Tavis recognized the phrase: Ean’s Fourth Doctrine. Had his father been there, he would have pointed out that if Ean valued truth above all else, this would have been the first doctrine. Tavis, though, said nothing.
“Please, my son, you do not want to face Ean with deceit lying heavy on your heart. The Underrealm is a cruel place for those who hide the truth.”
“Yes, Father Prelate, I’m sure it is.” He knew where this was leading, what they wanted him to say. He faced Aindreas again, meeting the duke’s glare as best he could. “You want me to confess to Brienne’s murder.”
“We want you to find peace,” the prelate insisted. “You have taken a life, and must answer to the god for that. Do not face him as a liar as well as a murderer.

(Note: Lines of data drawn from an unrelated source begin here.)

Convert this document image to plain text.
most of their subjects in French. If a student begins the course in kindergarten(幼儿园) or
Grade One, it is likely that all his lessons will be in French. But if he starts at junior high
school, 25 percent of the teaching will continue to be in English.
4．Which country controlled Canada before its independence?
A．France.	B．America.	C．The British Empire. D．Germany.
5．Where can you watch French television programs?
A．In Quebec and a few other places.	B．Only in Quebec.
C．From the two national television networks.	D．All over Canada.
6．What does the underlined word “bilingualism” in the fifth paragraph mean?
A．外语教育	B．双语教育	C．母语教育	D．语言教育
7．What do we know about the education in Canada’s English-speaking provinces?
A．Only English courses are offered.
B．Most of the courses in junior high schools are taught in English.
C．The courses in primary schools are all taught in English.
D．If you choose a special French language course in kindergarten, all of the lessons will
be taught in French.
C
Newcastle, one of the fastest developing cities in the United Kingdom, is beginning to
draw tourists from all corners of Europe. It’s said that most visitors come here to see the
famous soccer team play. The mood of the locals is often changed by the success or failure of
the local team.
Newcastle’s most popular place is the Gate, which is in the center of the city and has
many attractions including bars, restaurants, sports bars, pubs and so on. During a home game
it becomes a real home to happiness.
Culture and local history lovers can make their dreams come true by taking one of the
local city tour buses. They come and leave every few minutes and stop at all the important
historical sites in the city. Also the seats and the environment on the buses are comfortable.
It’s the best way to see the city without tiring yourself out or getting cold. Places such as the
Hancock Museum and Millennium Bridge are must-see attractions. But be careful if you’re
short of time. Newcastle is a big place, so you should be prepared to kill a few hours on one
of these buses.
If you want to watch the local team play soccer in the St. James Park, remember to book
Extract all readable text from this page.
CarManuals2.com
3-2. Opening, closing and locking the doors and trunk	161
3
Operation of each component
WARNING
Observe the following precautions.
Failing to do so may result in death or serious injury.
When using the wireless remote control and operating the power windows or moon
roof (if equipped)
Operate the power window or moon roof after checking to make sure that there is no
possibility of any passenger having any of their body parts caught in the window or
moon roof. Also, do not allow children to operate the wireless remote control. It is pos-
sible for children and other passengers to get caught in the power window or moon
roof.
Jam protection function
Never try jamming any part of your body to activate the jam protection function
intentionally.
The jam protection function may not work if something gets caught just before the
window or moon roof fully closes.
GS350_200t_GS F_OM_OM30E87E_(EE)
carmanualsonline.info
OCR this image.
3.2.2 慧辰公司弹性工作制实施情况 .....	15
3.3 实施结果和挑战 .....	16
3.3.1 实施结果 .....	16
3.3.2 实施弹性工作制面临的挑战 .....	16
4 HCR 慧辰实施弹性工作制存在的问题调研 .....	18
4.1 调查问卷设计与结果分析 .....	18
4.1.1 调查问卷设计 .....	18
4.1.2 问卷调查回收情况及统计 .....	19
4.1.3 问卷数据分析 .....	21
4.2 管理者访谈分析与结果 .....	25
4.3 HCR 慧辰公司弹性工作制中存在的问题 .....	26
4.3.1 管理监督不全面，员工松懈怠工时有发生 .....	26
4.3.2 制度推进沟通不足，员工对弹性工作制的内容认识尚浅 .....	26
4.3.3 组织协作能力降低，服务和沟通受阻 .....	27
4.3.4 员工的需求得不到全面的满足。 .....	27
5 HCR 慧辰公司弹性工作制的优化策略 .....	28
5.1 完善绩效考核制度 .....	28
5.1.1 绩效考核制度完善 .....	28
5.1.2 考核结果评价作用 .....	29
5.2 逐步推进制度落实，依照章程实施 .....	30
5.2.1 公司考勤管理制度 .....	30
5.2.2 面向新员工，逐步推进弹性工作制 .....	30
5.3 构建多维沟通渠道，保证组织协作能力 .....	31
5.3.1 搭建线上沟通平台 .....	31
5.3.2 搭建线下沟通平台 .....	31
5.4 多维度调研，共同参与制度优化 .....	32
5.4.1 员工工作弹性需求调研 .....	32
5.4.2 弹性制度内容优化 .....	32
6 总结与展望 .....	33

Confess now, and perhaps your path into the Underrealm will be easier.”
“I can’t do that,” Tavis said, still looking at the duke. “I didn’t kill her.”
“You lying pile of dung!” the duke said, striding forward and striking him with the back of his hand.
Tavis’s ears rang with the blow and his cheek burned. He held his breath for a moment, fighting back the tears that had sprung to his eyes. He kept his face turned to the side, not daring to look at Aindreas again.
“Don’t do this, my son,” said the prelate, his voice as soothing as
a balm. “Please. Your life has been destroyed by butchery and lies. Do not make the same mistakes as you go to face the god.”
“I didn’t kill her,” he said again, knowing what the duke would do.
Aindreas’s blow hammered his head against the stone wall. His knees buckled, but he managed somehow to keep his balance. He felt blood begin to flow from high on his cheek, where the duke had hit him, as well as from his temple, where his head had crashed into the wall. More than anything he wanted to be brave, to endure this in a way that would have made Brienne proud, but he could not hold back his tears.
“Confess, you craven bastard!” Aindreas hissed.
Tavis choked back a sob, but didn’t answer.
“Confess!” he said again, mashing the boy’s head against the wall. He brought his face close to Tavis’s, his hands still pushing on the boy’s head. Tavis smelled wine on his breath. “Confess, I say!”
The prelate cleared his throat. “My Lord Duke, I’m not certain that this—”
“Go!” Aindreas commanded, not even looking at the man. “Your work here is done.”
There was a long silence. Tavis was aware of nothing save the duke’s rasping breath warming his cheek.
“Very well,” the prelate said at last. “Ean have mercy on your soul, my son.”
It seemed to take the man forever to climb the stairs and leave the dungeon. All the while, Aindreas did not move, not even to release him. Tavis felt as though his skull would shatter like crystal under the duke’s hand, and he wondered if that was Aindreas’s intention.
But when the prison door finally opened and then closed, indicating that the prelate was gone, Aindreas backed away.
“I’m glad you refused him,” the duke said. His face was red, and his eyes had a wild look to them. “I rather like the idea of you enduring the tortures of the Underrealm for all eternity. I was torn, for a time, because I want to hear a confession. The prelate has assured me, however, that a confession resulting from torture would not spare you after your death. That was why he insisted that I allow you the chance to give one freely.” He shrugged. “Now that you’ve refused him, I’m free to do with you as I please.”
“I swear to you, my lord, I did not do this.”